Structures and gating mechanisms of TRP ion channels

TRP离子通道的结构和门控机制

• 批准号: 9149283
• 负责人: Yifan Cheng
• 金额: $ 30.89万
• 依托单位: UNIVERSITY OF CALIFORNIA, SAN FRANCISCO
• 依托单位国家: 美国
• 财政年份: 2011
• 资助国家: 美国
• 起止时间: 2011-08-01 至 2019-06-30
• 项目状态: 已结题
• 来源: https://reporter.nih.gov/project-details/9149283
• 关键词: Address; Agonist; Binding; Binding Sites; Biochemistry; Biophysics; Burning Pain; Cations; Chemicals; Child; Chili Pepper; Collaborations; Complex; Coupling; Cryoelectron Microscopy; Crystallization; Development; Family; Freezing; Funding; Goals; Grant; Health; Heating; High temperature of physical object; Integral Membrane Protein; Ion Channel; Ions; Irritants; Knowledge; Laboratories; Ligand Binding; Ligands; Lipids; Methods; Molecular Biology; Molecular Conformation; Motion; Nature; Neurons; Peptides; Physiological; Play; Potassium Channel; Process; Protein Kinase; Proteins; Resolution; Role; Sampling; Signal Transduction; Sodium Channel; Stimulus; Structure; TRP channel; TRPV1 gene; Technology; Temperature; Toxin; Vanilloid; Work; X-Ray Crystallography; afferent nerve; base; biological systems; capsaicin receptor; capsazepine; cell type; improved; macromolecule; member; new technology; particle; posters; protein structure; receptor; reconstruction; somatosensory; structural biology; tool; voltage; voltage gated channel

 DESCRIPTION (provided by applicant): TRP channels represent a group of non-selective cation channels that respond to a wide range of chemical and physical stimuli. It is a large and diverse superfamily, second only to potassium channels. TRP Vanilloid (TRPV) is a subfamily of thermosensitive TRP channels that enable somatosensory neurons to detect changes in ambient temperature. They are expressed in sensory nerves and/or other cell types, where they play important roles in sensing environmental noxious stimuli such as high temperature, acidic pH and natural or synthetic irritants. However, despite their intriguing roles in a number of physiological and pathophysiological processes, structural studies of TRP ion channels have been very challenging. A major bottleneck has been the difficulties in obtaining well-ordered three-dimensional (3D) crystals for any member of the TRP channel superfamily, which is a prerequisite for structure determination by X-ray crystallography as the most successful and well-established method for protein structure determination. Recent technological breakthroughs in single particle electron cryomicroscopy (cryoEM) have enabled near atomic resolution structure determination of macromolecules of various sizes and symmetry, no longer limited to highly symmetrical large object. It also enabled atomic structure determination of integral membrane proteins without requiring formation of 3D crystals.

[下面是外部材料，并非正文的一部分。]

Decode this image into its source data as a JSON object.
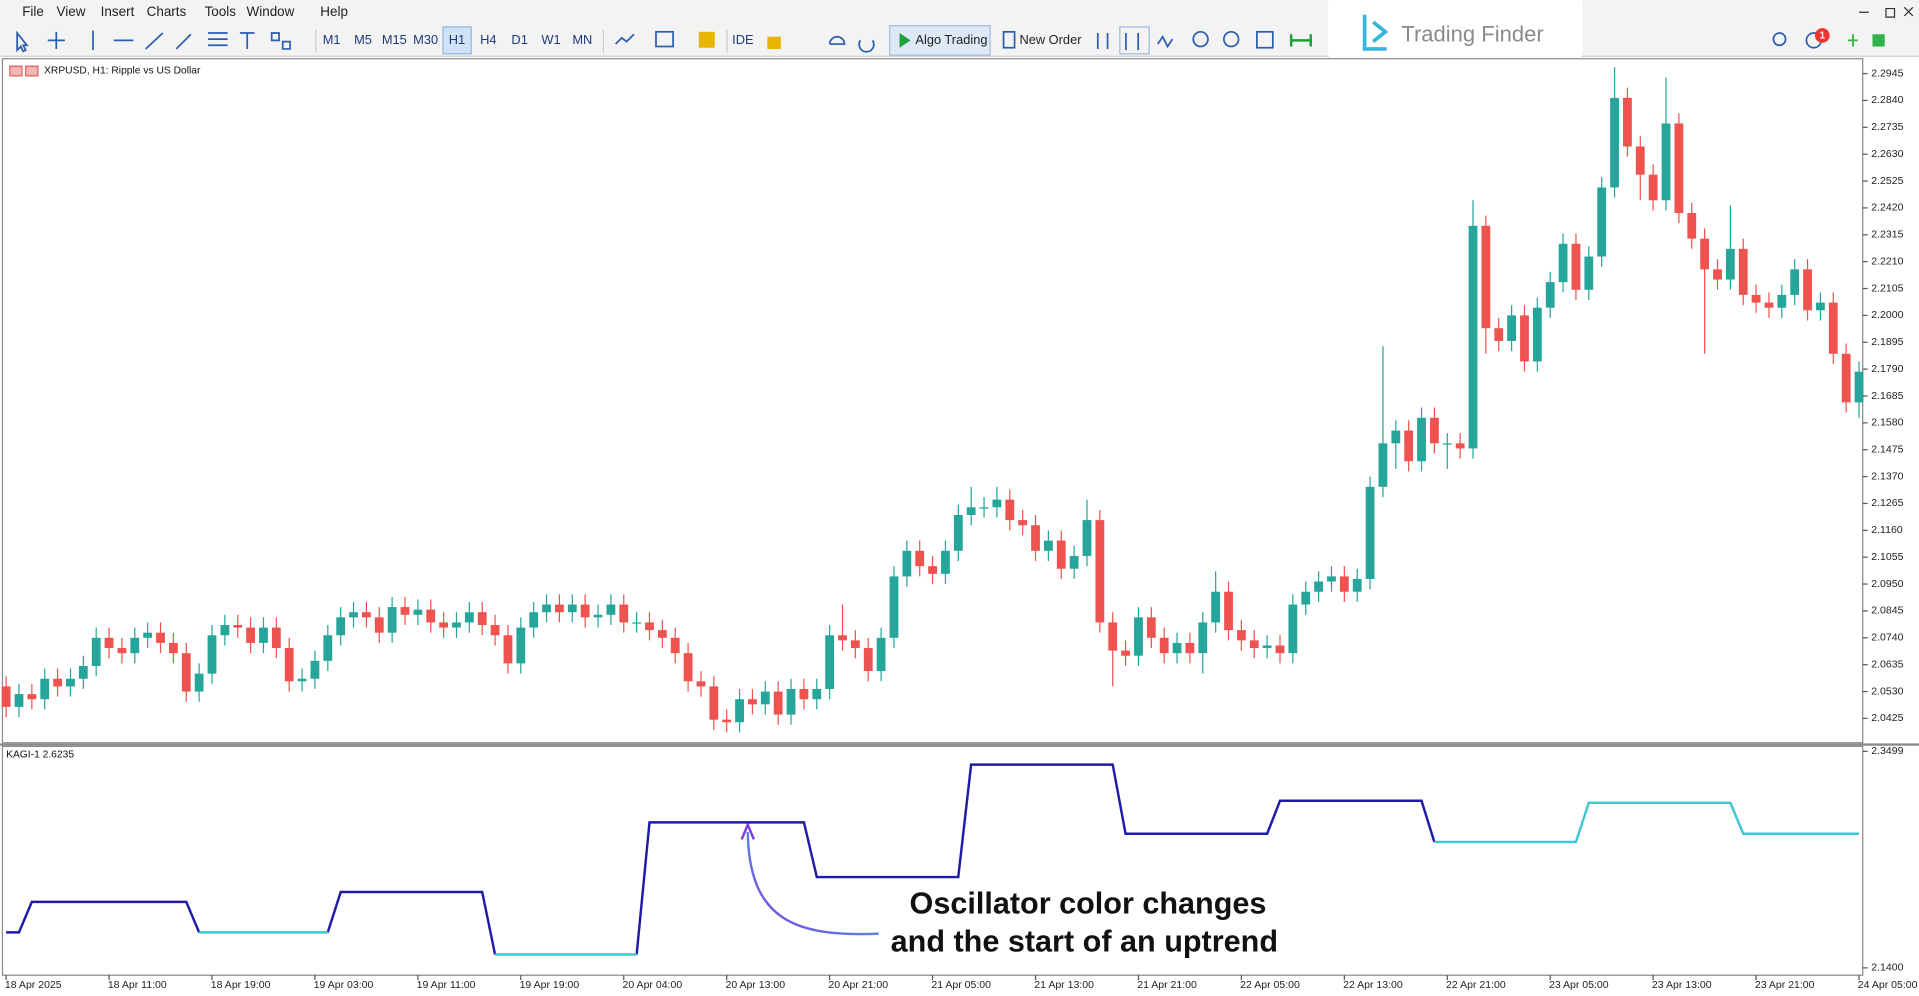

We determined the atomic structure of TRPV1 ion channel, which is the first atomic structure of the entire TRP channel family and the first atomic structure of an integral membrane protein determined by single particle cryoEM. We will use near atomic resolution single particle cryoEM as our main structural analysis tool, together with other methods in molecular biology, biochemistry and biophysics, to elucidate the mechanism that governs the functions of a subfamily of TRP channels, TRPV. We will address following specific questions: (1) what is the mechanism of polymodal activation of TRPV1 ion channel, a receptor for capsaicin; (2) what is the mechanism of thermosensitivity of TRPV channels; and (3) to improve the resolution of single particle cryoEM further to visualize ligands and ions binding. Substantial completion of these aims will advance our knowledge about the TRP channel function as well as advancing the technology of single particle cryoEM.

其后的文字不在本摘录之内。